Toutes choses qu’on croit volontiers sur paroles !




Merci, Isabelle, tu as bien raison de parler des fondateurs, des anciens. Bien souvent, en effet, j’ai l’impression que les jeunes adultes actuels n’ont plus la mémoire des anciens, la reconnaissance et le respect, l’utilisation de leur savoir, dans beaucoup d’associations, pas seulement cyclistes.
Merci pour ta continuité, tes recherches, ton suivi, bravo bravo!
Je l’ai observé dans des associations beaucoup moins anciennes.
Quand je suis arrivé en 2007 dans l’association locale à Besançon, j’ai passé des heures à écouter des anciens (qui n’étaient pas forcément âgés, mais qui étaient dans l’association depuis sa création en 1990) afin de connaître l’histoire (manifestations passées, historiques des revendications et des demandes à la ville…).
Mais quand moi je suis parti, ceux qui m’ont succédé n’ont pas fait ce travail du tout. L’association a fait des choses très bien depuis, mais elle est totalement (ou presque) amnésique. J’ai vu l’association critiquer des réalisations de la ville, alors que celles-ci respectaient à la lettre des anciennes demandes de l’association qui dataient d’avant moi.
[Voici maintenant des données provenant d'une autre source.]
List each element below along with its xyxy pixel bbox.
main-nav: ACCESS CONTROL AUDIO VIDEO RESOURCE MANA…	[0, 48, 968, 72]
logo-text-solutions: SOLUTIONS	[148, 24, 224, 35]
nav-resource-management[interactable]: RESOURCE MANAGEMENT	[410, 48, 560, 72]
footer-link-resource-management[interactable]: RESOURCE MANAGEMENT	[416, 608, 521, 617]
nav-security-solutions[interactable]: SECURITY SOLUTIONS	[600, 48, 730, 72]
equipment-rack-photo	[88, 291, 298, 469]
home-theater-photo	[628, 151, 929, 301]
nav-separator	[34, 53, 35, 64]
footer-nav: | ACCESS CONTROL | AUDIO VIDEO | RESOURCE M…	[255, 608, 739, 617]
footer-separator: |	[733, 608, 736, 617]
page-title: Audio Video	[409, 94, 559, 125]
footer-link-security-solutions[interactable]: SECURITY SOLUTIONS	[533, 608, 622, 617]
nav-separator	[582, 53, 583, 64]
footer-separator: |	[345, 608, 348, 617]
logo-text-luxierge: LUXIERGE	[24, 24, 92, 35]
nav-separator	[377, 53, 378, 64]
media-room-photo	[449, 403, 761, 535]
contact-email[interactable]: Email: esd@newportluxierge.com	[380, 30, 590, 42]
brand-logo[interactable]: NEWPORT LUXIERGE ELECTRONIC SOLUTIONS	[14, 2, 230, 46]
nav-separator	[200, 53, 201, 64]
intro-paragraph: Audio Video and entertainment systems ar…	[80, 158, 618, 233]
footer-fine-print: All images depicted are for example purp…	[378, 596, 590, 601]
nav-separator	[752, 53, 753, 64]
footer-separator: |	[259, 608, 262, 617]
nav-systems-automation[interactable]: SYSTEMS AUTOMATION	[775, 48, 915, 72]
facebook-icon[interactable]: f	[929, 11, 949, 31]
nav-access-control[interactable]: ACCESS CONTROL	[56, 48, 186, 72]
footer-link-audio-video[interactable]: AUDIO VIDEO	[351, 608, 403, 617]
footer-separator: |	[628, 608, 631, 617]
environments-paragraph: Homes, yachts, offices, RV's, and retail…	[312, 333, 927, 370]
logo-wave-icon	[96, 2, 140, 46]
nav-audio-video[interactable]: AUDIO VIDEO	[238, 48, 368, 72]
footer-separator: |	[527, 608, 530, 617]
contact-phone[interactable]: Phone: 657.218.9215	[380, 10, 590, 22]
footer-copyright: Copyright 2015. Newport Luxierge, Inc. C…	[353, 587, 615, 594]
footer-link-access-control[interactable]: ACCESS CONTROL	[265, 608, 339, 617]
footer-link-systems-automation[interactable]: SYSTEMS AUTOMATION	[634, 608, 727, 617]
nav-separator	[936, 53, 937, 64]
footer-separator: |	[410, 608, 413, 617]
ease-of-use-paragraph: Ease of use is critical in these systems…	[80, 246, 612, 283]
Ceci dit, c’est pareil au sein des services de la ville. Il m’est arrivé d’indiquer à des techniciens que des choses promises à l’association en réunion au service voirie-mobilité n’avaient jamais été réalisées, et ils n’étaient au courant ni de la demande ni de la promesse.
Le renouvellement sans transmission des informations conduit aussi à l’oubli de dossiers et autres documents au fond des armoires, de matériel au fond du garage, etc.